Moi, je détestais ces gens. Par leur faute, j'avais perdu mes enfants. Ils les avaient emmenés en Europe, me les enlevant jadis sans penser à la douleur qu'ils avaient pu me causer. Ils restèrent toute leur vie là-bas, je ne les avais jamais revus. Allaient-ils, de même, emporter Lincoln, et l'abandonner auprès de mes enfants?
Je commençai à sentir des picotements, et très vite alors je compris que j'étais placé sur une fourmilière.
"Général Sherman! Regardez à vos pieds, une colonie de fourmis!" s'exclama Grant, qui avait enfin réussi à faire partir la famille d'écureuils, non sans difficultés.
"Ah ben dites donc, je ne sais pas comment vous faites pour supporter ces insectes! Pour ma part, il y a bien longtemps que j'ai réussi à leur faire comprendre que je ne voulais pas d'eux..." reprit-il.
Je voulais qu'il se taise, les fourmis étaient déjà un assez gros souci à gérer.

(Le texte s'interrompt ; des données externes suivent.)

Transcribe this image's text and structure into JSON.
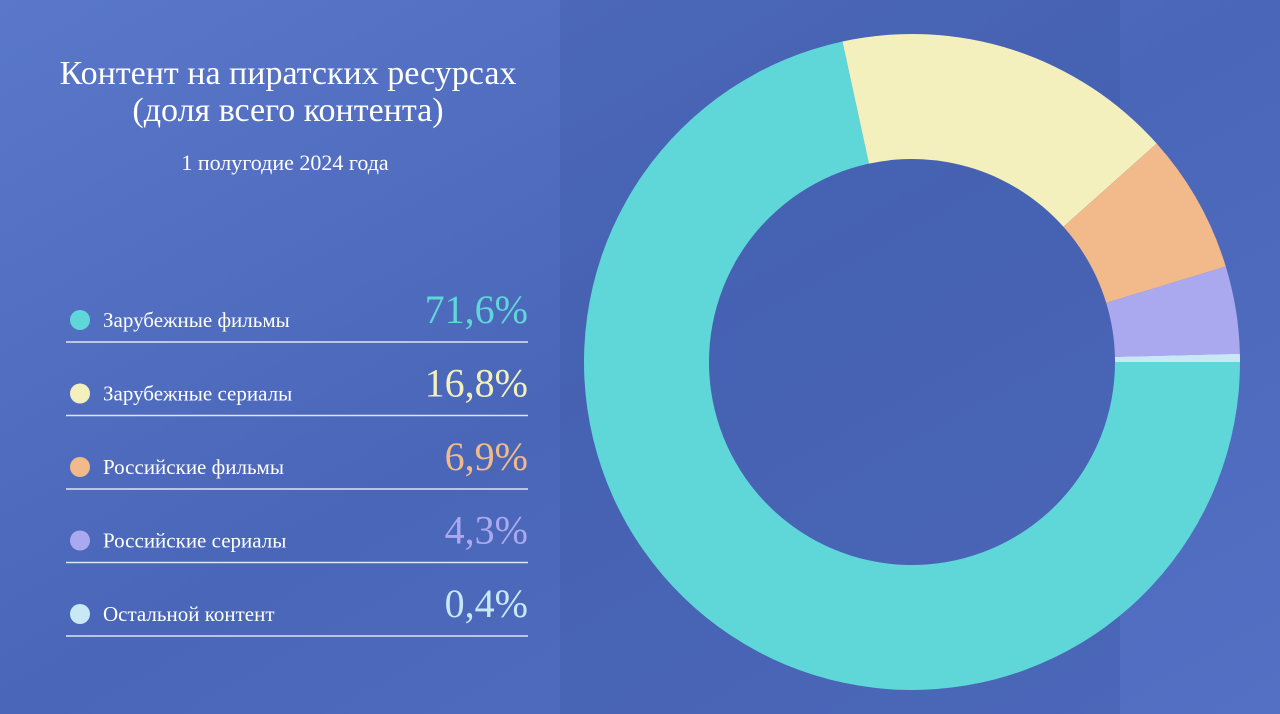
{
  "chart_data": {
    "type": "pie",
    "title": [
      "Контент на пиратских ресурсах",
      "(доля всего контента)"
    ],
    "subtitle": "1 полугодие 2024 года",
    "categories": [
      "Зарубежные фильмы",
      "Зарубежные сериалы",
      "Российские фильмы",
      "Российские сериалы",
      "Остальной контент"
    ],
    "values": [
      71.6,
      16.8,
      6.9,
      4.3,
      0.4
    ],
    "value_labels": [
      "71,6%",
      "16,8%",
      "6,9%",
      "4,3%",
      "0,4%"
    ],
    "colors": [
      "#5fd6d8",
      "#f3f0bd",
      "#f2b98a",
      "#aaa9f0",
      "#c8e8f6"
    ]
  }
}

Mais pour mon grand malheur ce jour-là, je réalisai très vite qu'il n'y avait pas plus bavard que lui aux alentours.
"Sherman, vous savez quoi? J'ai entendu des scientifiques dire que j'étais très robuste et plein de vigueur... Je crois même qu'ils m'ont trouvé magnifique! Tout ça, c'est sans doute grâce à vous Général, vous m'avez toujours poussé à m'élever plus haut, voilà enfin l'admiration qui m'est dûe..."
Voilà qu'il se taillait un ego surdimensionné en plus de cela! Il était devenu maintenant aussi insupportable que les fourmis qui me grimpaient dessus. Qui devais-je réprimer en premier?
"Grant, cessez de parler, ou je fais glisser ma colonie de fourmis jusqu'à vous!"
Cette dernière parole le scia.
"Comment, Général Sherman? Vous pourriez faire ça à votre ami?"
"Grant, pour la dernière fois, je ne suis pas votre ami mais votre supérieur et vous n'avez pas à me répondre ainsi. Je vous en supplie, taisez-vous, c'est pour le bien de la communauté."
Alors, dans un soupir, Grant comprit que ses paroles m'étaient devenues insupportables, et il se pencha vers Lincoln pour continuer sa discussion.
"Rassurez-moi, Lincoln, vous ne supportez pas non plus les colonies de fourmis, n'est-ce pas?" lui demanda-t-il.
Mais Lincoln ne lui répondit pas, car il essayait de se contenir pour ne pas s'énerver contre les scientifiques qui prenaient maintenant ses mesures depuis un bon quart d'heure. Il n'en pouvait plus.

[fin]
    En fin d'après-midi, la chaleur était devenue étouffante. Je ne pouvais pas profiter d'une parcelle d'ombrage, j'étais désespérément abandonné de tout secours extérieur. Et puis il y avait ce soleil, qui s'amusait à se placer à chaque endroit où il pouvait me trouver. Je haïssais le soleil, tout comme je haïssais ma vie devenue insipide; de même, je haïssais l'endroit où je me trouvais et où je terminais ma vie. Je voulais mourir, mais personne ne voulait m'aider. Et puis, j'entrevis la possibilité d'un miracle. Devais-je vraiment me plaindre de ce qui était en train de m'arriver? Je voulais simplement voir le sublime, et puis, après seulement, je pouvais mourir. Finalement, alors que je me morfondais à faire le bilan de ma vie, je compris deux choses. La première était que j'avais voulu obtenir la gloire, juste pour être remarqué. J'avais travaillé mon être, j'avais persévéré pour pouvoir m'élever toujours plus haut, et remonter toujours plus dans l'estime des autres, de ceux qui m'entouraient. Oui hélas, je progressai toujours plus, et je m'imaginais ne pouvoir toucher que du bois. Mes rêves me donnaient des illusions, et j'y croyais encore. Finalement, cette gloire et cette reconnaissance ne m'apportèrent pas ce que j'attendais. Car je me rendais maintenant compte que renvoyer simplement une image extraordinaire au monde de moi-même, ça n'était pas la vraie vie. La seconde chose que je compris était que mon orgueil et ma vanité m'avaient pourri de l'intérieur. J'étais devenu un être froid et cruel, qui, sans doute un peu tard, commençait à s'interroger sur le sens de sa vie. Et puis l'effet inverse de ma popularité se déclara rapidement: je m'étais renfermé sur moi-même, créant autour de mon être une protection à ma solitude semblable à l'écorce d'un Sempervirens.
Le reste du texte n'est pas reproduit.